La femme paradis / Pierre Chavagné

Une femme vit seule dans une grotte dans la forêt. Elle vit éloignée de la civilisation et se tient sur ses gardes si un humain s’approche ou traverse son environnement. On comprend qu’une catastrophe s’est produite et a semé le chaos.

Le roman alterne entre le récit à la première personne de la femme, en italique, et un narrateur qui raconte ce que fait la femme. Elle survit. Elle s’est adaptée. Elle a développé des techniques pour se nourrir. Elle ne chasse que ce dont elle a besoin afin de vivre en autosuffisance et éviter de se rendre dans un village. La nature est très présente. Elle a mis en place un rituel ou programme de sa journée. En dévier s’avère plutôt dangereux pour sa survie. Elle est sur le qui-vive tout le temps, en état d’alerte permanent, comme ses sens. La peur est omniprésente. Le lecteur ressent tout ce que vit la femme.

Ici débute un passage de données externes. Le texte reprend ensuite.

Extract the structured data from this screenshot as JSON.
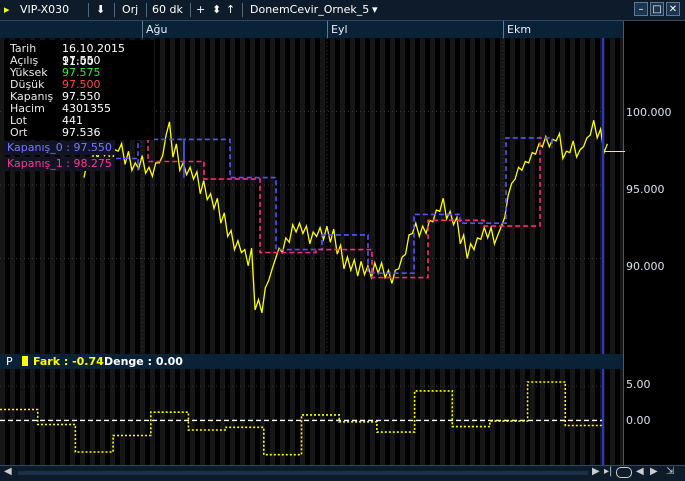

La solitude est palpable aussi. Des souvenirs remontent de temps en temps mais elle les chasse aussitôt. Elle avait un mari, une autre vie auparavant. Au fur et à mesure qu’on avance dans le roman, elle nous livre quelques bribes de son passé pour comprendre sa situation, ses choix. Un mystère plane tout au long de ce livre. On sent qu’elle a quelque chose à nous révéler.

Et puis, son quotidien est bouleversé par un événement qui déclenche une série d’autres événements perturbateurs que je vais taire pour ne pas divulgâcher.

Il y a beaucoup de paroles fortes dans le récit de cette femme, que j’ai notées et ajoutées ci-dessous. A la fin de l’ouvrage, l’auteur confie son intention en écrivant ce roman. J’ai beaucoup aimé cette attention de Pierre Chavagné, c’est éclairant. L’écriture est poétique. Elle m’a captivée. J’ai enchaîné les 156 pages et ça c’est un signe qu’il s’agit d’un très bon roman ! La fin est inattendue. J’ai trouvé ce texte fort et original.

Si vous aimez les romans où il est question de la relation entre l’homme et la nature, qui vous engage dans une réflexion, celui-ci devrait vous plaire. Et pour achever de vous convaincre de le lire, c’est l’occasion également de découvrir cette maison d’édition marseillaise, Le Mot et le Reste, qui mérite davantage de visibilité.

Une très belle surprise dans cette sélection 2023 pour le Prix Orange du Livre.

Note : 4 sur 5.

Incipit :
« Mes souvenirs sont des crépuscules ; aucune de mes histoires n’a de commencement. 

Son œil fixe la frontière. À l’ouest, une colline nue et ronde, tachée de genêts ; à l’est, une forêt de pins noirs au garde-à-vous ; entre les deux, s’étirant du nord au sud, un plateau karstique, une étendue rase, sans arbre ni buisson, aux herbes trop courtes pour onduler dans le vent. Tout y est figé. Seules les ombres changeantes des plus gros rochers posés là insufflent la vie. »

« Au coucher du soleil, après six heures d’observations, la routine débute. Quelle que soit la saison, elle se déshabille, étire ses muscles, puise de l’eau dans la grotte avec un bol en terre cuite et se lave dehors avec un savon à base de cendre et d’argile. Elle ne descend à la rivière qu’une fois par semaine. En s’exposant moins, elle réduit le risque par sept – la survie est aussi une affaire de statistique et de grands nombres. »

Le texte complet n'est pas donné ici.